Firewall help needed

go4030 · June 11, 2023, 9:03pm

I’m configuring a Hap AC Lite from scratch using ROS 6.49.8. I’m using the firewall setting from the default install as a base but modifying them to adjust for my LAN and WAN setup. I had to make modifications in steps 5 (LAN), 11 (WAN), 12 (WAN) below because I don’t have those same designations for LAN and WAN subnets in my new setup.

Could someone check this over and let me know if what I changed is still equivalent to the security of the default firewall? I basically just changed the references to the WAN and LAN. Any comments or critiques are welcome. Thank you.
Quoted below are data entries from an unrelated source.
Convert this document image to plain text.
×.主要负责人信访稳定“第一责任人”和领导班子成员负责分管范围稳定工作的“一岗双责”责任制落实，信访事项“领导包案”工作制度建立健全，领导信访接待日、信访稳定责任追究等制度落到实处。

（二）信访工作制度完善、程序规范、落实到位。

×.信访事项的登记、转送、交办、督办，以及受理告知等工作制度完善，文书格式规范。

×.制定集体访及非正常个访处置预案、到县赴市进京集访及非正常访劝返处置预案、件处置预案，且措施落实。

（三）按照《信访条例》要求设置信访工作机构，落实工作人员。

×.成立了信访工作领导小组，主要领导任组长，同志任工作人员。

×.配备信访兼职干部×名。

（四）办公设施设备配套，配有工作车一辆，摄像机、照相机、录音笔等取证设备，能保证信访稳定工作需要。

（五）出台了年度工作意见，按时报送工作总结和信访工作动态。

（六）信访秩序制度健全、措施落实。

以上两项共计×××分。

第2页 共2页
Default Firewall Filter I used as a base:

/ip firewall filter
1.  add action=accept chain=input comment="defconf: accept established,related,untracked" connection-state=established,related,untracked
2.  add action=drop chain=input comment="defconf: drop invalid" connection-state=invalid
3.  add action=accept chain=input comment="defconf: accept ICMP" protocol=icmp
4.  add action=accept chain=input comment="defconf: accept to local loopback (for CAPsMAN)" dst-address=127.0.0.1
5.  add action=drop chain=input comment="defconf: drop all not coming from LAN" in-interface-list=!LAN
6.  add action=accept chain=forward comment="defconf: accept in ipsec policy" ipsec-policy=in,ipsec
7.  add action=accept chain=forward comment="defconf: accept out ipsec policy" ipsec-policy=out,ipsec
8.  add action=fasttrack-connection chain=forward comment="defconf: fasttrack" connection-state=established,related
9.  add action=accept chain=forward comment="defconf: accept established,related, untracked" connection-state=established,related,untracked
10. add action=drop chain=forward comment="defconf: drop invalid" connection-state=invalid
11. add action=drop chain=forward comment="defconf: drop all from WAN not DSTNATed" connection-nat-state=!dstnat connection-state=new in-interface-list=WAN

/ip firewall nat
12. add action=masquerade chain=srcnat comment="defconf: masquerade" ipsec-policy=out,none out-interface-list=WAN

My Modified Firewall Filter:
Step 5 changed from LAN to “list_all_local” (defined below)
Step 11 changed from WAN to “ether1[INTERNET]” (defined below)
Step 12 changed from WAN to “ether1[INTERNET]” (defined below)

/ip firewall filter
1.  add action=accept chain=input comment="defconf: accept established,related,untracked" connection-state=established,related,untracked
2.  add action=drop chain=input comment="defconf: drop invalid" connection-state=invalid
3.  add action=accept chain=input comment="defconf: accept ICMP" protocol=icmp
4.  add action=accept chain=input comment="defconf: accept to local loopback (for CAPsMAN)" dst-address=127.0.0.1
5.  add action=drop chain=input src-address-list=!list_all_local
6.  add action=accept chain=forward comment="defconf: accept in ipsec policy" ipsec-policy=in,ipsec
7.  add action=accept chain=forward comment="defconf: accept out ipsec policy" ipsec-policy=out,ipsec
8.  add action=fasttrack-connection chain=forward comment="defconf: fasttrack" connection-state=established,related
9.  add action=accept chain=forward comment="defconf: accept established,related, untracked" connection-state=established,related,untracked
10. add action=drop chain=forward comment="defconf: drop invalid" connection-state=invalid
11add action=accept chain=forward comment="defconf: drop all from WAN not DSTNATed" connection-nat-state=!dstnat connection-state=new in-interface="ether1[INTERNET]"
/ip firewall nat
12. add action=masquerade chain=srcnat out-interface="ether1[INTERNET]"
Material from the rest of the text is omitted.